"It's not just the United States, this is really worldwide," Greenberg said on CNBC. "We have to deal with the housing issue once and for all. It goes into credit card debt, it goes into all forms of debt."
Innovating thinking will be critical, with a worldwide approach that takes into account the needs of companies, investors and the public, he said.
"We're doing things that we've never done before, but the beauty of this time as compared to the prior Depression in '32, people are acting and the world is acting together," he said. "It's not as if we're acting in isolation."
President-elect Barack Obama's approach so far to the economic crisis drew praise from Greenberg, even though he supported Republican John McCain in this year's election.
Obama has been filling out his economic team, with New York Fed President Timothy Geithner on tap to take over at Treasury and former Treasury Secretary Larry Summers to lead the National Economic Council.
"I think that the choice of people (is) excellent. They're experienced, I think they'll do a good job," he said. "I think President-elect Obama's speech was very encouraging. I think he's very practical. We are in a crisis. You have to put ideology aside and you really have to deal with the crisis and I think he is."
But Greenberg warned the incoming administration to avoid the mistakes with Citigroup that he believes were made with the AIG bailout, which he said initially applied onerous terms in essentially nationalizing the company.
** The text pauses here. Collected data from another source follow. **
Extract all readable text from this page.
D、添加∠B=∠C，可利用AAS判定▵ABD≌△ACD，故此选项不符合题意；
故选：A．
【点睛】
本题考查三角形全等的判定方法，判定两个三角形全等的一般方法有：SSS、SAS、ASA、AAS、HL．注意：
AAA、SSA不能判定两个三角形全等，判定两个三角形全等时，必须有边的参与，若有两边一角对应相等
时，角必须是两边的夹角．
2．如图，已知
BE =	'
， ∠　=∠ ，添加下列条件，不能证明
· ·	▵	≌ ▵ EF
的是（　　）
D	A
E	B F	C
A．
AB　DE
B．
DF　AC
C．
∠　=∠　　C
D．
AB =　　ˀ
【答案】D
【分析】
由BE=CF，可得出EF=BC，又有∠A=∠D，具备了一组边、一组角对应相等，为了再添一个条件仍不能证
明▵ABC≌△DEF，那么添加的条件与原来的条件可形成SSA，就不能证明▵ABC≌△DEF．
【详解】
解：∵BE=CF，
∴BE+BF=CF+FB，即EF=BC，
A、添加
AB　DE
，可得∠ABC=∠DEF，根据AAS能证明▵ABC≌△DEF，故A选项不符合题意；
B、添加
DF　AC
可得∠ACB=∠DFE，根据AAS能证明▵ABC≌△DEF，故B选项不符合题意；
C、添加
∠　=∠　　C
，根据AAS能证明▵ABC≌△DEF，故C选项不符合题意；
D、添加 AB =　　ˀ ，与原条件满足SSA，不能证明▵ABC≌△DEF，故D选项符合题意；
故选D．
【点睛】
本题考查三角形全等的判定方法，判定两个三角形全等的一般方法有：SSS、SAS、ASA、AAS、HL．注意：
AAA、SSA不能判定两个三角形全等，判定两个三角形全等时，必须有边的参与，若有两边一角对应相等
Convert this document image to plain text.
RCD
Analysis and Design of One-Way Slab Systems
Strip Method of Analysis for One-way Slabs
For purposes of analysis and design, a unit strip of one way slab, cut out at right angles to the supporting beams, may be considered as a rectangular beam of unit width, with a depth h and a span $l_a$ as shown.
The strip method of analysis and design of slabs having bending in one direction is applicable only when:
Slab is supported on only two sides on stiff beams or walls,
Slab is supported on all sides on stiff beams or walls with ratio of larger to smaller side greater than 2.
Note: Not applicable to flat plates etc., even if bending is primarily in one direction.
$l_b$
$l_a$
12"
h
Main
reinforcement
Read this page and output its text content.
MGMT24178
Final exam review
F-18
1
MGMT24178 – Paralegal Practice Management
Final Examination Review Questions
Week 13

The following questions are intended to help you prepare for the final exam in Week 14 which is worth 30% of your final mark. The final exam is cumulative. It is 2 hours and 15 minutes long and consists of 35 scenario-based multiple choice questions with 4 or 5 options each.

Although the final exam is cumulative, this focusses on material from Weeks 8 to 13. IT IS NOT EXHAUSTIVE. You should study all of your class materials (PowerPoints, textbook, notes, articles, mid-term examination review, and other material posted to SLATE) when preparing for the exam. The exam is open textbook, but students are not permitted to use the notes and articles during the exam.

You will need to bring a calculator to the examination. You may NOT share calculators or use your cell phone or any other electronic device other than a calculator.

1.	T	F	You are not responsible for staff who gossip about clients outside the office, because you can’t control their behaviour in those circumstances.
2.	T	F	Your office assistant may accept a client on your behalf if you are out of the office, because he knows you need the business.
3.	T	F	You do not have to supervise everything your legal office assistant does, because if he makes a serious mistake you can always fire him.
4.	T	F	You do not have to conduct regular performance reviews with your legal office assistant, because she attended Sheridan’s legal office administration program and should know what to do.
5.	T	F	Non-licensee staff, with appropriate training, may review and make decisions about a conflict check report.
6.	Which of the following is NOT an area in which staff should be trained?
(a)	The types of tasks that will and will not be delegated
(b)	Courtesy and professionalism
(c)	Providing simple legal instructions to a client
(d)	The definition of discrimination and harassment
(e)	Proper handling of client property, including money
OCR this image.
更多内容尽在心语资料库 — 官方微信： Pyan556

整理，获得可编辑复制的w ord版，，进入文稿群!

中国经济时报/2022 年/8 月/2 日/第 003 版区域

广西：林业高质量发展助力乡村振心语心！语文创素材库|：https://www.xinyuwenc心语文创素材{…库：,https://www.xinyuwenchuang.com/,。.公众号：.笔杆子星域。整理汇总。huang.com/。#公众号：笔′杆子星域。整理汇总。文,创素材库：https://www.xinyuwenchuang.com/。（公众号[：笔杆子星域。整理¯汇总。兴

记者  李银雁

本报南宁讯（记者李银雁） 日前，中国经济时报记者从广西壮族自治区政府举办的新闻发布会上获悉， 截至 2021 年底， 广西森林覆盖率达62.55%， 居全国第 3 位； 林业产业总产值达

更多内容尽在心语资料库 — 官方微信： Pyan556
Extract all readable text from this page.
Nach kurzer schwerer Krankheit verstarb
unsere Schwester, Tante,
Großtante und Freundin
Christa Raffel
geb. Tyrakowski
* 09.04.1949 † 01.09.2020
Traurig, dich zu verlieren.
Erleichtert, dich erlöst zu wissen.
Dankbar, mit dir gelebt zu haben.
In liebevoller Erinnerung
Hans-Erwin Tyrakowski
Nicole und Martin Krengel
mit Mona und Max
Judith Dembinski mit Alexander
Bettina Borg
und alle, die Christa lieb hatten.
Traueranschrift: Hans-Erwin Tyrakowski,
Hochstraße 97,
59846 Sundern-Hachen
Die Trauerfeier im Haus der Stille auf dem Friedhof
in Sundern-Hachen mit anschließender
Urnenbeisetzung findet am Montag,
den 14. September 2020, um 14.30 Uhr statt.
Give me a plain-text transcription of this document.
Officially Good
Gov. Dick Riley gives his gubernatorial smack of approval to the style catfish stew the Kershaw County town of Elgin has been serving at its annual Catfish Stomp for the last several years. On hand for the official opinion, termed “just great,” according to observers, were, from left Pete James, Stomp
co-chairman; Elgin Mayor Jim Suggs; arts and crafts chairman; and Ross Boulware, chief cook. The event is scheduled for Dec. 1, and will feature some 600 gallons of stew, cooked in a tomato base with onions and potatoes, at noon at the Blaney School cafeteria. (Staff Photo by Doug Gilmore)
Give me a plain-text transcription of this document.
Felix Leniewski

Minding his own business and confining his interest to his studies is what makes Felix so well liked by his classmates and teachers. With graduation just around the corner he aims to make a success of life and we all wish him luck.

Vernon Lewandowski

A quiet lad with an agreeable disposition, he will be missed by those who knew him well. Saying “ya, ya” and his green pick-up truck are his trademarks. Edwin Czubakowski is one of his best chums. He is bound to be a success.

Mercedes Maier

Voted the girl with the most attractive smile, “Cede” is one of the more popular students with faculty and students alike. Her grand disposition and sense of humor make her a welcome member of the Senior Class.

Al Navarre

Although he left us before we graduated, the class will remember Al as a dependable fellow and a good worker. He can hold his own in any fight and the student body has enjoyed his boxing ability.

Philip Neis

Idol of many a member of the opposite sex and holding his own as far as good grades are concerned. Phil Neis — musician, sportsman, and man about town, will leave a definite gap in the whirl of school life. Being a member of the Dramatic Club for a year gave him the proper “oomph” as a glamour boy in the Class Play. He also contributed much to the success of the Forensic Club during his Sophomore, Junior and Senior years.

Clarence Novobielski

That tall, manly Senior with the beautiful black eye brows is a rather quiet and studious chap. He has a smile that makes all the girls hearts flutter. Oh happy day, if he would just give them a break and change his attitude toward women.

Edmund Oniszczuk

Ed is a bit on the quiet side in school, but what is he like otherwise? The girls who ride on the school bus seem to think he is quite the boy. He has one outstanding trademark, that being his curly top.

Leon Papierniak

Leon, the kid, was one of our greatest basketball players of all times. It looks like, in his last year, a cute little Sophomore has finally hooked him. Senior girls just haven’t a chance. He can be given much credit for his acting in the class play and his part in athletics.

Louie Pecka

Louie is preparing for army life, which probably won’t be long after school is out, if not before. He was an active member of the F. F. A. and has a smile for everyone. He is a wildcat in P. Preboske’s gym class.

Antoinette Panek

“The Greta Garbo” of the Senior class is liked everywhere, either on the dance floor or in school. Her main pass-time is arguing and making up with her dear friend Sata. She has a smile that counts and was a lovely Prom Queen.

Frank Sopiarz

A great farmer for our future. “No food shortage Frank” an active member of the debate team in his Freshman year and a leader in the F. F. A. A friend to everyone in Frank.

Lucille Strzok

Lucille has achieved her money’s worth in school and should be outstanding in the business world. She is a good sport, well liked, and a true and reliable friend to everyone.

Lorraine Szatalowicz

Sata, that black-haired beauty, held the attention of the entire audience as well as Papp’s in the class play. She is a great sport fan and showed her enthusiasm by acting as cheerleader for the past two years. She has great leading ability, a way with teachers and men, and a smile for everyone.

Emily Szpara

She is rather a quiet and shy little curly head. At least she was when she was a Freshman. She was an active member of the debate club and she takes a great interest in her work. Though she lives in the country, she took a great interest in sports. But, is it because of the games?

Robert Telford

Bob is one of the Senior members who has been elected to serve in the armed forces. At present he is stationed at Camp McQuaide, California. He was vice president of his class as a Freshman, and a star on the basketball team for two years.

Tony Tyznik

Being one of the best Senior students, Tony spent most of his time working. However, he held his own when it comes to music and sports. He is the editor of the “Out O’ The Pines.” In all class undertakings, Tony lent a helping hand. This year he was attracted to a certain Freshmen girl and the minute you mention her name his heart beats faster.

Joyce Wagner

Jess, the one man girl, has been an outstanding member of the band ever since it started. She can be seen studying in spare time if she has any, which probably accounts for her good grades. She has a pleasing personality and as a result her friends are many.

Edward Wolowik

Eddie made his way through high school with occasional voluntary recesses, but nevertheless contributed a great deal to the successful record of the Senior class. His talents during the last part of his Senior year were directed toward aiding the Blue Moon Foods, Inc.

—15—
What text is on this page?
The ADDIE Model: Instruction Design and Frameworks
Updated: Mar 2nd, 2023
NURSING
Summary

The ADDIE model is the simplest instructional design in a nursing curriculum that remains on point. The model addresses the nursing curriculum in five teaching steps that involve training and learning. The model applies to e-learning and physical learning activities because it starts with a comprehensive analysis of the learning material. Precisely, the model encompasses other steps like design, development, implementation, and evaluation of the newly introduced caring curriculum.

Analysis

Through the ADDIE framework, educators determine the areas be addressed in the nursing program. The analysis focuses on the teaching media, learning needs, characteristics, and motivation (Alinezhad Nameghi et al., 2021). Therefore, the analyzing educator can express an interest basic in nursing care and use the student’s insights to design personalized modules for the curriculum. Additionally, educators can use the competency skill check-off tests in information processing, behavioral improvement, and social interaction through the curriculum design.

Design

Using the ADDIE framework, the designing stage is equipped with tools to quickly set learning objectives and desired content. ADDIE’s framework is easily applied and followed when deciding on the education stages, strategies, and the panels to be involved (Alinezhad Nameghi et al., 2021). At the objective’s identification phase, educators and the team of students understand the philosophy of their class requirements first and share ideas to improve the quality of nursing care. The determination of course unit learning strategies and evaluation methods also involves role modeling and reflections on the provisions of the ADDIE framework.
"It seems to me the role of the government in this is to try and keep a company alive, not burden it with huge interest rates, but to do a plan that recovers the cost of money to the government plus a modest override," he said. "You want to get the company back into a functioning company so it's a taxpayer and an employer. If you burden it with huge interest rate payments or you get so much equity that you drive out the private sector, what have you accomplished?"